As part of an effort to promote more solar energy use in the United States, President Joe Biden last year announced a two-year ban on tariffs for solar panels and parts that originate in China but are imported from Cambodia, Malaysia, Thailand, and the Socialist Republic of Vietnam. The point was to ensure an adequate supply of solar panels while domestic production ramps up.

The administration’s stance vexed Ohio solar manufacturers, such as Arizona-based First Solar, which produces solar panels in Perrysburg, Ohio. A statement from the company said the policy would undermine U.S. solar manufacturers “by giving unfettered access to China’s state-subsidized solar companies for the next two years.”

The Republican-controlled U.S. House of Representatives voted to reject the tariffs on Friday, with 12 Democrats, including Toledo’s Marcy Kaptur, joining the bulk of its Republicans to pass the measure by a 212 to 202 margin.

The White House announced last week that President Biden would veto the joint resolution. It said the United States is on track to increase domestic solar panel manufacturing capacity eight-fold by the end of Biden’s first term, but time is needed too boost production. It described the tariff suspension as “a temporary, 24- month bridge for the import of certain solar cells or modules.

“This rule is necessary to satisfy the demand for reliable and clean energy while ensuring Commerce is able to rigorously enforce U.S. trade laws, hold trading partners accountable, and defend U.S. industries and workers from unfair trade actions,” the veto announcement said. “Passage of this joint resolution would undermine these efforts and create deep uncertainty for jobs and investments in the solar supply chain and the solar installation market.”

Because the measure did not pass the House or Senate by a two-thirds majority, it’s unlikely that Congress will be able to override Biden’s veto. Brown said Biden’s veto would “set us back a couple more years” in bringing jobs to the United States and “insourcing” production of solar materials.
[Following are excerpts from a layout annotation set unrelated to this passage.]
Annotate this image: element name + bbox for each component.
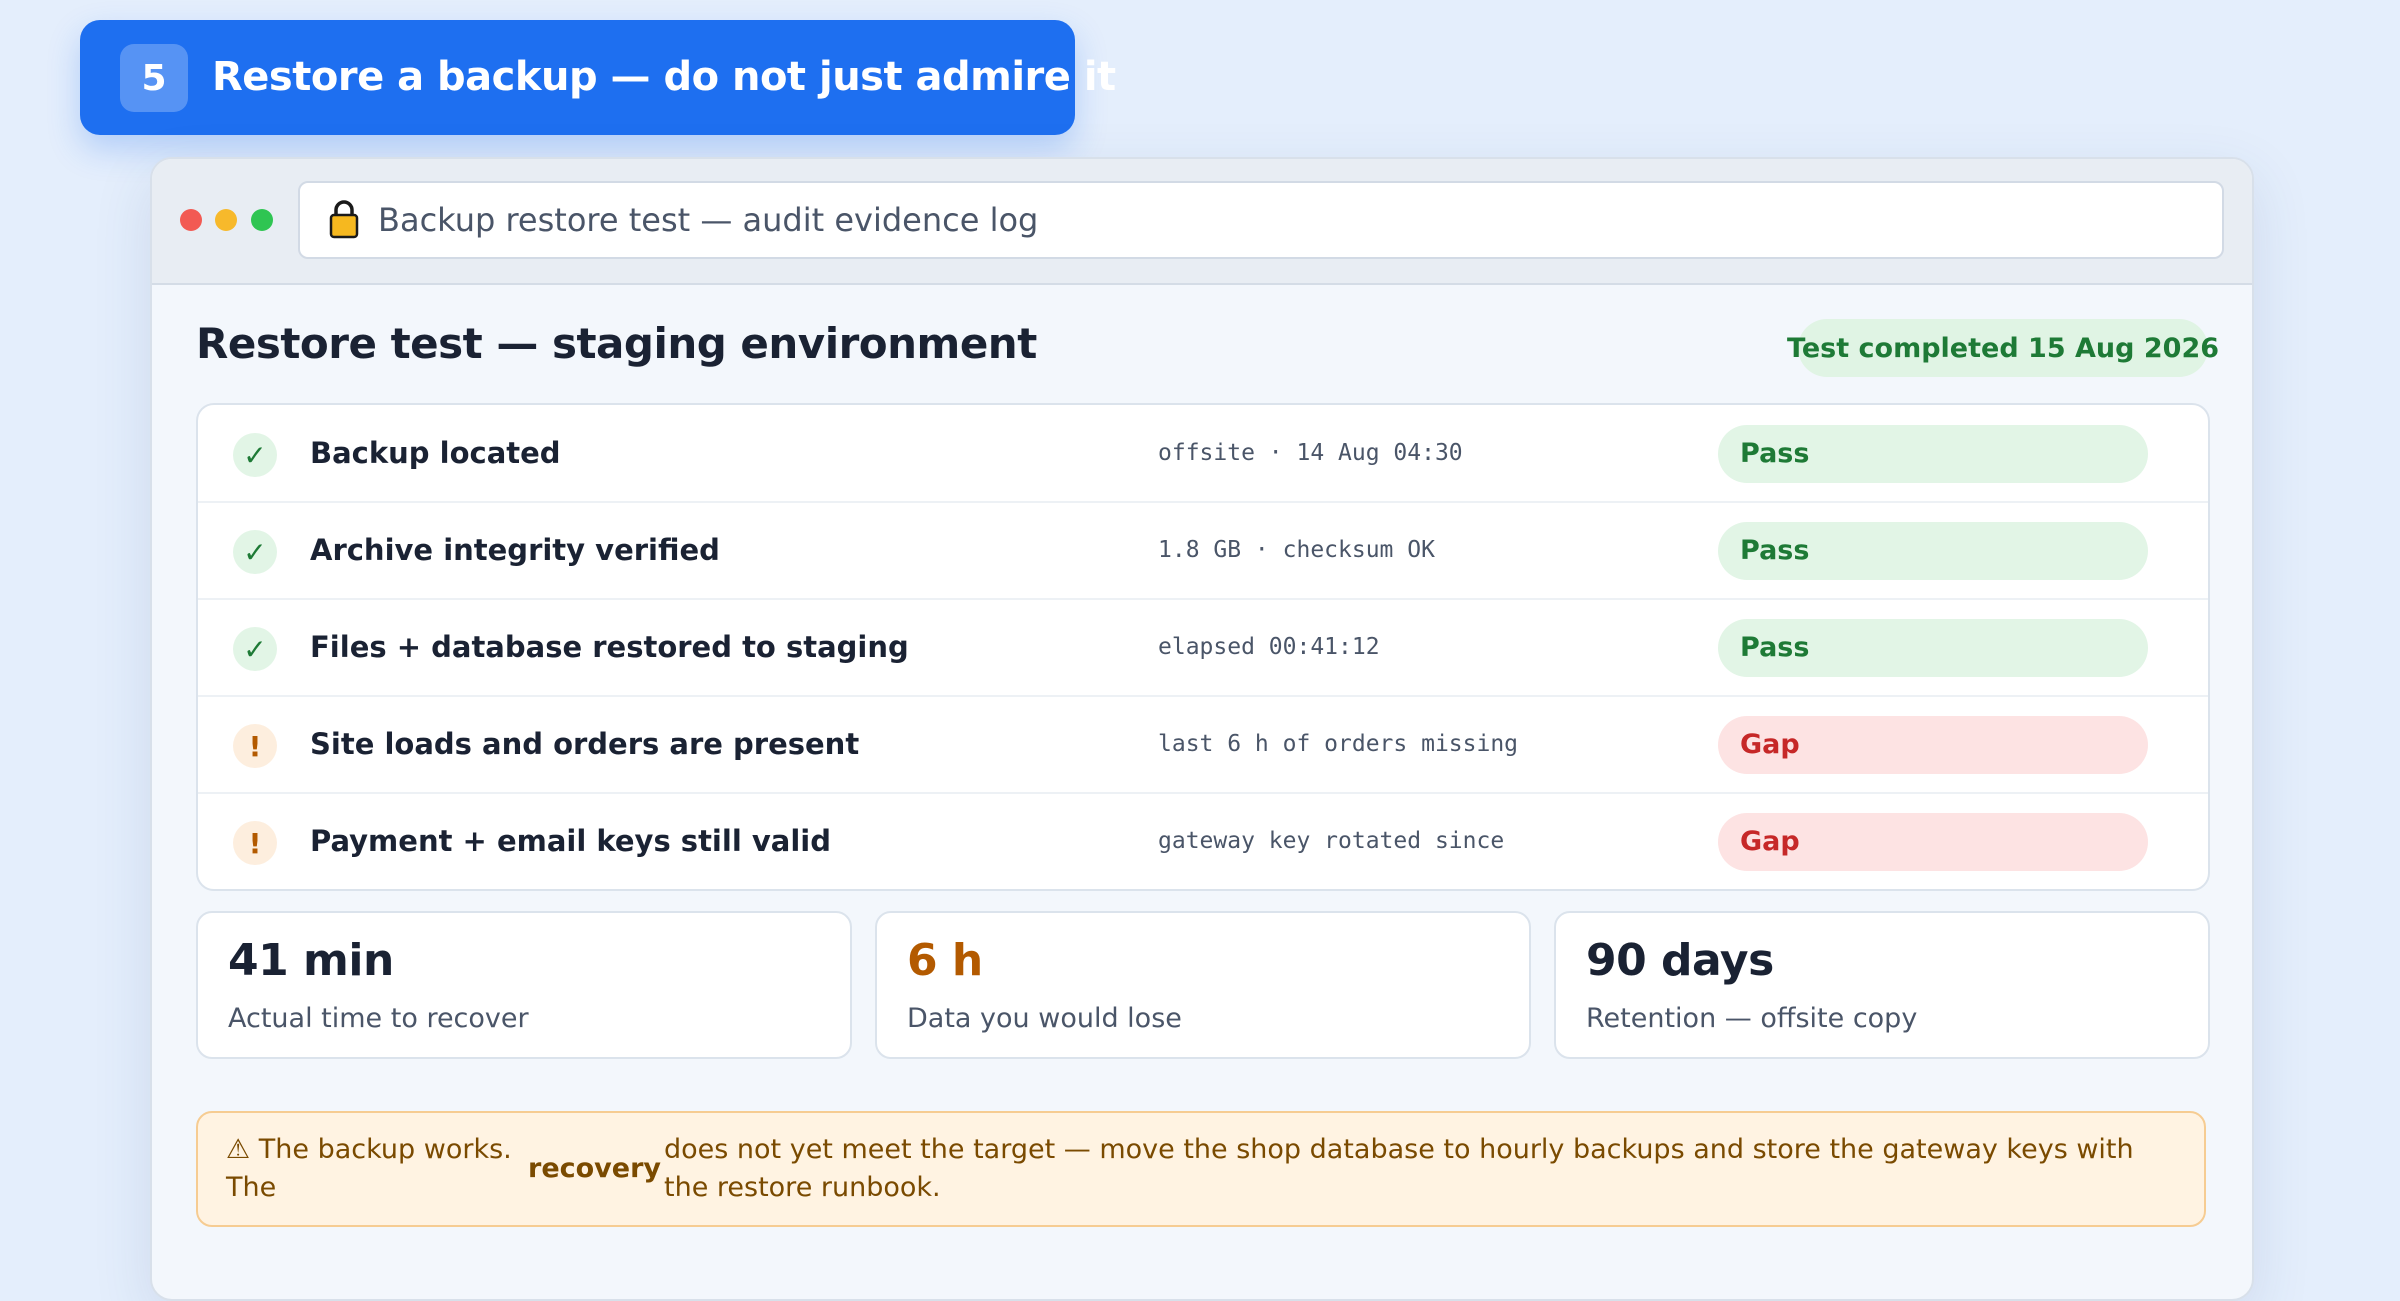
result-badge: Gap bbox=[1718, 813, 2148, 871]
check-label: Site loads and orders are present bbox=[310, 727, 860, 761]
result-badge: Pass bbox=[1718, 619, 2148, 677]
check-label: Backup located bbox=[310, 436, 561, 470]
warning-text-intro: ⚠ The backup works. The bbox=[226, 1134, 512, 1203]
browser-window: Backup restore test — audit evidence log… bbox=[150, 157, 2254, 1301]
check-row-files-restored: ✓ Files + database restored to staging e… bbox=[198, 599, 2208, 697]
warning-icon: ! bbox=[233, 724, 277, 768]
status-badge: Test completed 15 Aug 2026 bbox=[1787, 319, 2219, 377]
step-number-badge: 5 bbox=[120, 44, 188, 112]
check-detail: elapsed 00:41:12 bbox=[1158, 634, 1380, 660]
warning-text-body: does not yet meet the target — move the … bbox=[664, 1134, 2134, 1203]
lock-icon bbox=[329, 200, 359, 239]
result-badge: Gap bbox=[1718, 716, 2148, 774]
check-row-archive-integrity: ✓ Archive integrity verified 1.8 GB · ch… bbox=[198, 502, 2208, 600]
metric-card-retention: 90 days Retention — offsite copy bbox=[1554, 911, 2210, 1059]
maximize-window-dot[interactable] bbox=[251, 209, 273, 231]
warning-icon: ! bbox=[233, 821, 277, 865]
result-badge: Pass bbox=[1718, 522, 2148, 580]
metric-value: 6 h bbox=[907, 935, 983, 986]
check-detail: gateway key rotated since bbox=[1158, 828, 1505, 854]
check-detail: last 6 h of orders missing bbox=[1158, 731, 1519, 757]
close-window-dot[interactable] bbox=[180, 209, 202, 231]
address-bar[interactable]: Backup restore test — audit evidence log bbox=[298, 181, 2224, 259]
metric-card-recovery-time: 41 min Actual time to recover bbox=[196, 911, 852, 1059]
check-label: Archive integrity verified bbox=[310, 533, 720, 567]
minimize-window-dot[interactable] bbox=[215, 209, 237, 231]
restore-checklist: ✓ Backup located offsite · 14 Aug 04:30 … bbox=[196, 403, 2210, 891]
metric-label: Retention — offsite copy bbox=[1586, 1003, 1918, 1034]
step-banner: 5 Restore a backup — do not just admire … bbox=[80, 20, 1116, 135]
check-label: Payment + email keys still valid bbox=[310, 824, 831, 858]
warning-text-emphasis: recovery bbox=[528, 1153, 662, 1184]
metric-value: 90 days bbox=[1586, 935, 1774, 986]
check-label: Files + database restored to staging bbox=[310, 630, 909, 664]
result-badge: Pass bbox=[1718, 425, 2148, 483]
metric-card-data-loss: 6 h Data you would lose bbox=[875, 911, 1531, 1059]
check-icon: ✓ bbox=[233, 627, 277, 671]
check-icon: ✓ bbox=[233, 530, 277, 574]
warning-callout: ⚠ The backup works. The recovery does no… bbox=[196, 1111, 2206, 1227]
check-row-site-loads: ! Site loads and orders are present last… bbox=[198, 696, 2208, 794]
metric-label: Data you would lose bbox=[907, 1003, 1182, 1034]
step-title: Restore a backup — do not just admire it bbox=[212, 54, 1116, 100]
check-detail: offsite · 14 Aug 04:30 bbox=[1158, 440, 1463, 466]
page-title: Restore test — staging environment bbox=[196, 319, 1037, 368]
check-row-keys-valid: ! Payment + email keys still valid gatew… bbox=[198, 793, 2208, 889]
address-text: Backup restore test — audit evidence log bbox=[378, 201, 1039, 239]
check-icon: ✓ bbox=[233, 433, 277, 477]
metric-label: Actual time to recover bbox=[228, 1003, 529, 1034]
check-detail: 1.8 GB · checksum OK bbox=[1158, 537, 1435, 563]
window-chrome: Backup restore test — audit evidence log bbox=[152, 159, 2252, 285]
metric-value: 41 min bbox=[228, 935, 394, 986]
check-row-backup-located: ✓ Backup located offsite · 14 Aug 04:30 … bbox=[198, 405, 2208, 503]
Other Senate Democrats argued against reinstating the tariffs. Delaware’s Tom Carper observed that current U.S. solar manufacturing meets just a third of the nation’s current demands. He said the “retroactive solar tariffs on materials that are currently not available in the U.S. would directly undercut OUR OWN efforts and send the supply chain into a downward spiral.

“It’s unimaginable to me that we would be willing to make an unforced error in our commitment to protecting our planet,” Carper continued. “We shouldn’t be fighting the Biden Administration’s work to preserve the trade balance. We simply can’t afford to make a mistake that could halt solar deployment and cost us so many American jobs.”

Sabrina Eaton writes about the federal government and politics in Washington, D.C., for cleveland.com and The Plain Dealer.